HSBC on the dollar
HSBC sees the possibility of $1,300 per ounce for gold if the United Kingdom chooses to opt out of the European Union. The bank’s foreign-exchange team looks for the euro to rise against the US dollar by the current year’s end. Thus, the weakness in the US dollar will further help dollar-denominated assets.
The US dollar and gold prices are often inversely related. Though there may be short-term variations, in the long run, this relationship will likely hold strong.
Analysts at HSBC support the view that that the European Central Bank and the Bank of Japan have initiated a truce in the global currency war. According to the bank, the possible Brexit move by the United Kingdom and the weakness in the US dollar are both supportive of a rise in gold’s price.
The bank also mentioned that gold may be driven by potential hedging prior the Brexit referendum.
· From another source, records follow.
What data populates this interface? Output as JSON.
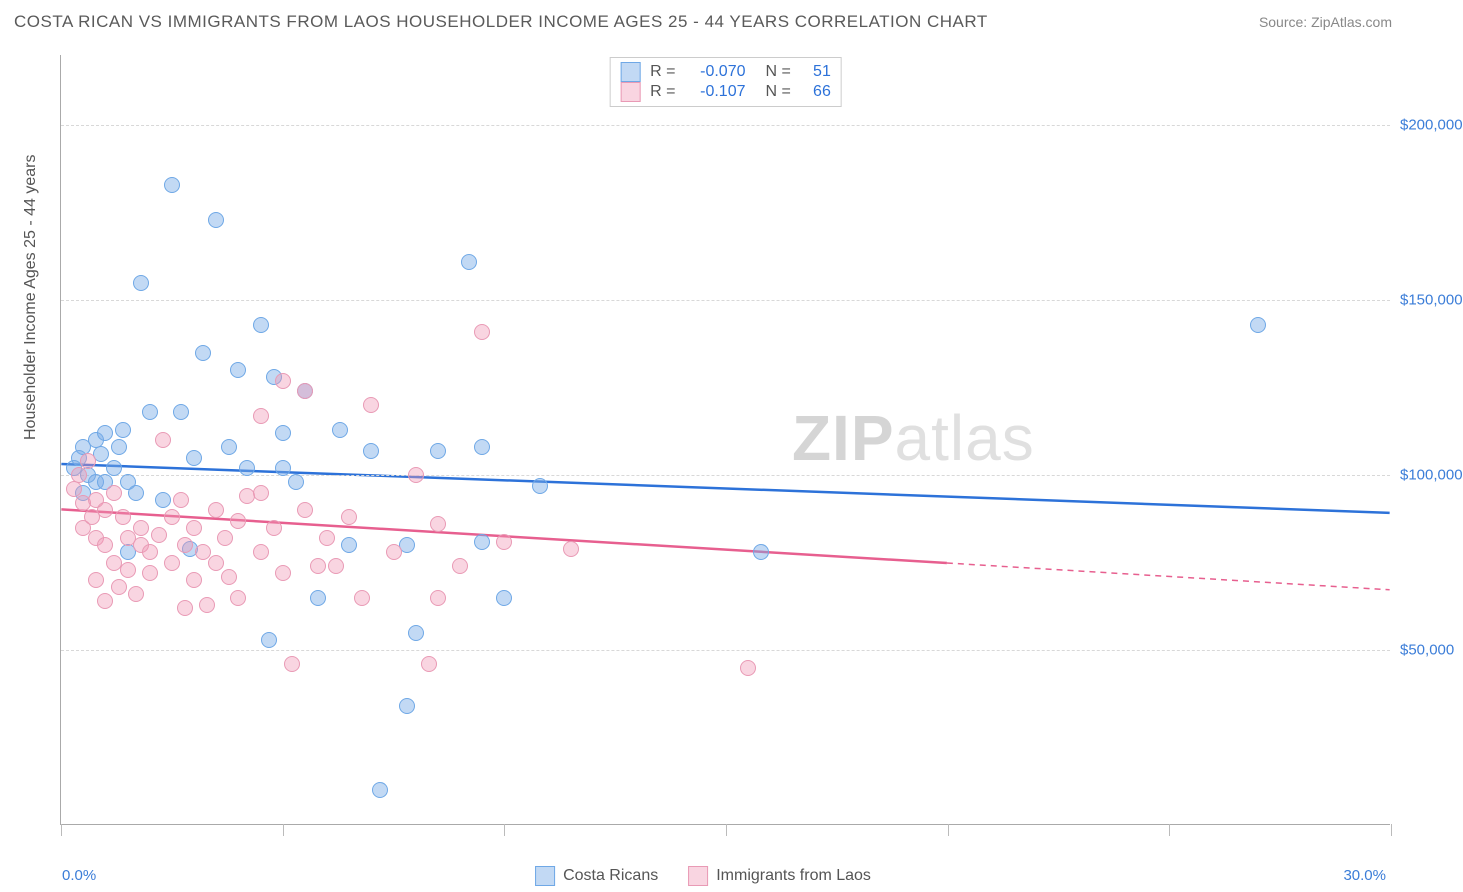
{
  "header": {
    "title": "COSTA RICAN VS IMMIGRANTS FROM LAOS HOUSEHOLDER INCOME AGES 25 - 44 YEARS CORRELATION CHART",
    "source_prefix": "Source: ",
    "source": "ZipAtlas.com"
  },
  "watermark": {
    "part1": "ZIP",
    "part2": "atlas"
  },
  "chart": {
    "type": "scatter",
    "y_axis_title": "Householder Income Ages 25 - 44 years",
    "xlim": [
      0,
      30
    ],
    "ylim": [
      0,
      220000
    ],
    "x_tick_step_pct": 5,
    "x_label_min": "0.0%",
    "x_label_max": "30.0%",
    "y_gridlines": [
      50000,
      100000,
      150000,
      200000
    ],
    "y_gridline_labels": [
      "$50,000",
      "$100,000",
      "$150,000",
      "$200,000"
    ],
    "grid_color": "#d8d8d8",
    "background_color": "#ffffff",
    "marker_radius": 8,
    "marker_stroke_width": 1.5,
    "trend_line_width": 2.5,
    "series": [
      {
        "id": "costa_ricans",
        "label": "Costa Ricans",
        "color_fill": "rgba(120,170,230,0.45)",
        "color_stroke": "#6fa8e6",
        "color_line": "#2d72d9",
        "R": "-0.070",
        "N": "51",
        "trend": {
          "x1": 0,
          "y1": 103000,
          "x2": 30,
          "y2": 89000,
          "solid_until_x": 30
        },
        "points": [
          {
            "x": 0.3,
            "y": 102000
          },
          {
            "x": 0.4,
            "y": 105000
          },
          {
            "x": 0.5,
            "y": 95000
          },
          {
            "x": 0.5,
            "y": 108000
          },
          {
            "x": 0.6,
            "y": 100000
          },
          {
            "x": 0.8,
            "y": 110000
          },
          {
            "x": 0.8,
            "y": 98000
          },
          {
            "x": 1.0,
            "y": 112000
          },
          {
            "x": 1.2,
            "y": 102000
          },
          {
            "x": 1.3,
            "y": 108000
          },
          {
            "x": 1.4,
            "y": 113000
          },
          {
            "x": 1.5,
            "y": 78000
          },
          {
            "x": 1.5,
            "y": 98000
          },
          {
            "x": 1.7,
            "y": 95000
          },
          {
            "x": 1.8,
            "y": 155000
          },
          {
            "x": 2.0,
            "y": 118000
          },
          {
            "x": 2.3,
            "y": 93000
          },
          {
            "x": 2.5,
            "y": 183000
          },
          {
            "x": 2.7,
            "y": 118000
          },
          {
            "x": 2.9,
            "y": 79000
          },
          {
            "x": 3.0,
            "y": 105000
          },
          {
            "x": 3.2,
            "y": 135000
          },
          {
            "x": 3.5,
            "y": 173000
          },
          {
            "x": 3.8,
            "y": 108000
          },
          {
            "x": 4.0,
            "y": 130000
          },
          {
            "x": 4.2,
            "y": 102000
          },
          {
            "x": 4.5,
            "y": 143000
          },
          {
            "x": 4.7,
            "y": 53000
          },
          {
            "x": 4.8,
            "y": 128000
          },
          {
            "x": 5.0,
            "y": 102000
          },
          {
            "x": 5.0,
            "y": 112000
          },
          {
            "x": 5.3,
            "y": 98000
          },
          {
            "x": 5.5,
            "y": 124000
          },
          {
            "x": 5.8,
            "y": 65000
          },
          {
            "x": 6.3,
            "y": 113000
          },
          {
            "x": 6.5,
            "y": 80000
          },
          {
            "x": 7.0,
            "y": 107000
          },
          {
            "x": 7.2,
            "y": 10000
          },
          {
            "x": 7.8,
            "y": 34000
          },
          {
            "x": 7.8,
            "y": 80000
          },
          {
            "x": 8.0,
            "y": 55000
          },
          {
            "x": 8.5,
            "y": 107000
          },
          {
            "x": 9.2,
            "y": 161000
          },
          {
            "x": 9.5,
            "y": 81000
          },
          {
            "x": 9.5,
            "y": 108000
          },
          {
            "x": 10.0,
            "y": 65000
          },
          {
            "x": 10.8,
            "y": 97000
          },
          {
            "x": 15.8,
            "y": 78000
          },
          {
            "x": 27.0,
            "y": 143000
          },
          {
            "x": 1.0,
            "y": 98000
          },
          {
            "x": 0.9,
            "y": 106000
          }
        ]
      },
      {
        "id": "laos",
        "label": "Immigrants from Laos",
        "color_fill": "rgba(240,150,180,0.40)",
        "color_stroke": "#e99ab5",
        "color_line": "#e75f8f",
        "R": "-0.107",
        "N": "66",
        "trend": {
          "x1": 0,
          "y1": 90000,
          "x2": 30,
          "y2": 67000,
          "solid_until_x": 20
        },
        "points": [
          {
            "x": 0.3,
            "y": 96000
          },
          {
            "x": 0.4,
            "y": 100000
          },
          {
            "x": 0.5,
            "y": 92000
          },
          {
            "x": 0.5,
            "y": 85000
          },
          {
            "x": 0.6,
            "y": 104000
          },
          {
            "x": 0.7,
            "y": 88000
          },
          {
            "x": 0.8,
            "y": 82000
          },
          {
            "x": 0.8,
            "y": 93000
          },
          {
            "x": 0.8,
            "y": 70000
          },
          {
            "x": 1.0,
            "y": 80000
          },
          {
            "x": 1.0,
            "y": 90000
          },
          {
            "x": 1.2,
            "y": 75000
          },
          {
            "x": 1.2,
            "y": 95000
          },
          {
            "x": 1.3,
            "y": 68000
          },
          {
            "x": 1.4,
            "y": 88000
          },
          {
            "x": 1.5,
            "y": 82000
          },
          {
            "x": 1.5,
            "y": 73000
          },
          {
            "x": 1.7,
            "y": 66000
          },
          {
            "x": 1.8,
            "y": 85000
          },
          {
            "x": 1.8,
            "y": 80000
          },
          {
            "x": 2.0,
            "y": 78000
          },
          {
            "x": 2.0,
            "y": 72000
          },
          {
            "x": 2.2,
            "y": 83000
          },
          {
            "x": 2.3,
            "y": 110000
          },
          {
            "x": 2.5,
            "y": 75000
          },
          {
            "x": 2.5,
            "y": 88000
          },
          {
            "x": 2.7,
            "y": 93000
          },
          {
            "x": 2.8,
            "y": 80000
          },
          {
            "x": 2.8,
            "y": 62000
          },
          {
            "x": 3.0,
            "y": 70000
          },
          {
            "x": 3.0,
            "y": 85000
          },
          {
            "x": 3.2,
            "y": 78000
          },
          {
            "x": 3.3,
            "y": 63000
          },
          {
            "x": 3.5,
            "y": 90000
          },
          {
            "x": 3.5,
            "y": 75000
          },
          {
            "x": 3.7,
            "y": 82000
          },
          {
            "x": 3.8,
            "y": 71000
          },
          {
            "x": 4.0,
            "y": 87000
          },
          {
            "x": 4.0,
            "y": 65000
          },
          {
            "x": 4.2,
            "y": 94000
          },
          {
            "x": 4.5,
            "y": 78000
          },
          {
            "x": 4.5,
            "y": 117000
          },
          {
            "x": 4.8,
            "y": 85000
          },
          {
            "x": 5.0,
            "y": 72000
          },
          {
            "x": 5.0,
            "y": 127000
          },
          {
            "x": 5.2,
            "y": 46000
          },
          {
            "x": 5.5,
            "y": 90000
          },
          {
            "x": 5.5,
            "y": 124000
          },
          {
            "x": 5.8,
            "y": 74000
          },
          {
            "x": 6.0,
            "y": 82000
          },
          {
            "x": 6.2,
            "y": 74000
          },
          {
            "x": 6.5,
            "y": 88000
          },
          {
            "x": 6.8,
            "y": 65000
          },
          {
            "x": 7.0,
            "y": 120000
          },
          {
            "x": 7.5,
            "y": 78000
          },
          {
            "x": 8.0,
            "y": 100000
          },
          {
            "x": 8.3,
            "y": 46000
          },
          {
            "x": 8.5,
            "y": 86000
          },
          {
            "x": 8.5,
            "y": 65000
          },
          {
            "x": 9.0,
            "y": 74000
          },
          {
            "x": 9.5,
            "y": 141000
          },
          {
            "x": 10.0,
            "y": 81000
          },
          {
            "x": 11.5,
            "y": 79000
          },
          {
            "x": 15.5,
            "y": 45000
          },
          {
            "x": 1.0,
            "y": 64000
          },
          {
            "x": 4.5,
            "y": 95000
          }
        ]
      }
    ],
    "legend_top": {
      "R_label": "R =",
      "N_label": "N ="
    },
    "value_color": "#2d72d9"
  }
}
The Swiss franc could also be a useful instrument for hedging purposes. The oil market’s recovery could also add some stimulus to the rise in gold prices.
Precious metals funds and miners
Precious metal gains are often quickly reflected in funds such as the iShares Gold Trust ETF (IAU) and the iShares Silver Trust ETF (SLV). These two funds closely followed gold and silver and rose 2.1% and 14.9%, respectively, on a trailing-30-day basis.